Dictionary.com defines success as “the favorable or prosperous termination of attempts or endeavors.” Termination sounds so final but my son said it so simply. He said success is finishing what you started. Simple but profound, sometimes we try to measure success monetarily or materially and we may see failure. But this has been a successful year for me because I finished what I started. I am up and running and ready to do business. My first book is ready to be published.
My definition of success is not about money or material things. Success is walking in abundance, peace and prosperity in all areas of life. In order for me to do that I must finish what I started. More specifically this is my vision of success.

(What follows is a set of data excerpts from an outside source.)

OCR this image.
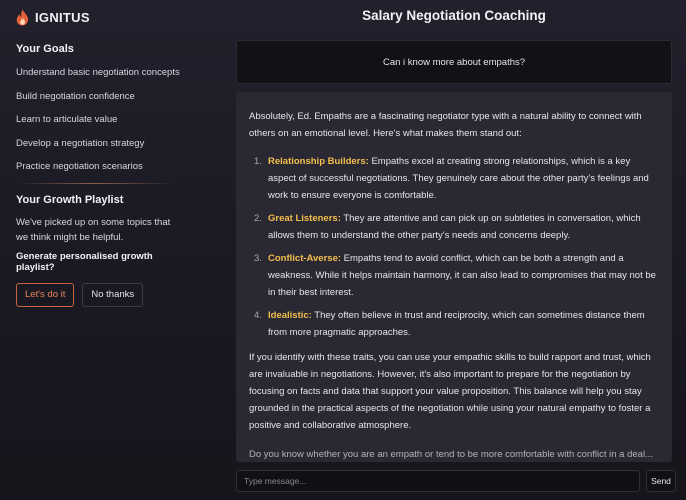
IGNITUS
Your Goals
Understand basic negotiation concepts
Build negotiation confidence
Learn to articulate value
Develop a negotiation strategy
Practice negotiation scenarios
Your Growth Playlist

We've picked up on some topics that we think might be helpful.

Generate personalised growth playlist?

Let's do it	No thanks
Salary Negotiation Coaching
Can i know more about empaths?

Absolutely, Ed. Empaths are a fascinating negotiator type with a natural ability to connect with others on an emotional level. Here's what makes them stand out:

1. Relationship Builders: Empaths excel at creating strong relationships, which is a key aspect of successful negotiations. They genuinely care about the other party's feelings and work to ensure everyone is comfortable.
2. Great Listeners: They are attentive and can pick up on subtleties in conversation, which allows them to understand the other party's needs and concerns deeply.
3. Conflict-Averse: Empaths tend to avoid conflict, which can be both a strength and a weakness. While it helps maintain harmony, it can also lead to compromises that may not be in their best interest.
4. Idealistic: They often believe in trust and reciprocity, which can sometimes distance them from more pragmatic approaches.

If you identify with these traits, you can use your empathic skills to build rapport and trust, which are invaluable in negotiations. However, it's also important to prepare for the negotiation by focusing on facts and data that support your value proposition. This balance will help you stay grounded in the practical aspects of the negotiation while using your natural empathy to foster a positive and collaborative atmosphere.

Do you know whether you are an empath or tend to be more comfortable with conflict in a deal...

Type message...
Send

My success involves a life free of debt, a prosperous business that provides a comfortable lifestyle for me and my children and a home that we own, in a neighborhood of our choice, that will allow us to have stability. Success has me working in ministry to give back what God gave to me so abundantly. My financial success will come through my gifts in writing, coaching and business. Success means pushing past the fears and doing it anyway. Success means my children are at peace, settled, happy and reaching for their own success. Success means I am divorced and free to embrace my future to build a new life and make new paths.
The reality of this vision is that all of these things are within my reach. They involve me finishing some of the old stuff so that it can finally be tucked away to make room for the new.
I decided to write this because I am embarking on a challenging journey. I was asked to write what success looks like for me. This exercise was supposed to help me develop a plan of action to make it a reality. Something is keeping me from stepping into my successful life. What is it?
It is fear, as you will also learn about me fear has always been present in my life. In my earlier years fear immobilized me and kept me from pursuing things that were dear to my heart. One of biggest fears was the fear of success. But I have overcome so many of my fears. So why is it an issue now? It may be because there is so much at stake right now. As a professional life coach I encourage my clients to move past their fears to meet their goals. So there is much at stake here. I don’t believe in just telling people how to do things, I like to share by experience.
This journey is about my life, about realizing some longtime dreams and finally living the life I was destined to live. It means leaving so much and so many behind. It means walking into things I am not used to. That is what the fear is about, fear of the unknown. But my greatest fear is not taking the steps because then I will be stuck. Stuck in an existence that is not fulfilling.
So I decided to take you on my journey. This new journey is not predefined, not scripted, and definitely not Memorex. I will write a blog post each day of this forty-day journey. I really don’t know what each day will bring. But I am excited and ready to take on this challenge. This will also commit me to writing everyday, which will help me become a more disciplined writer.
So join me on my forty day journey to success.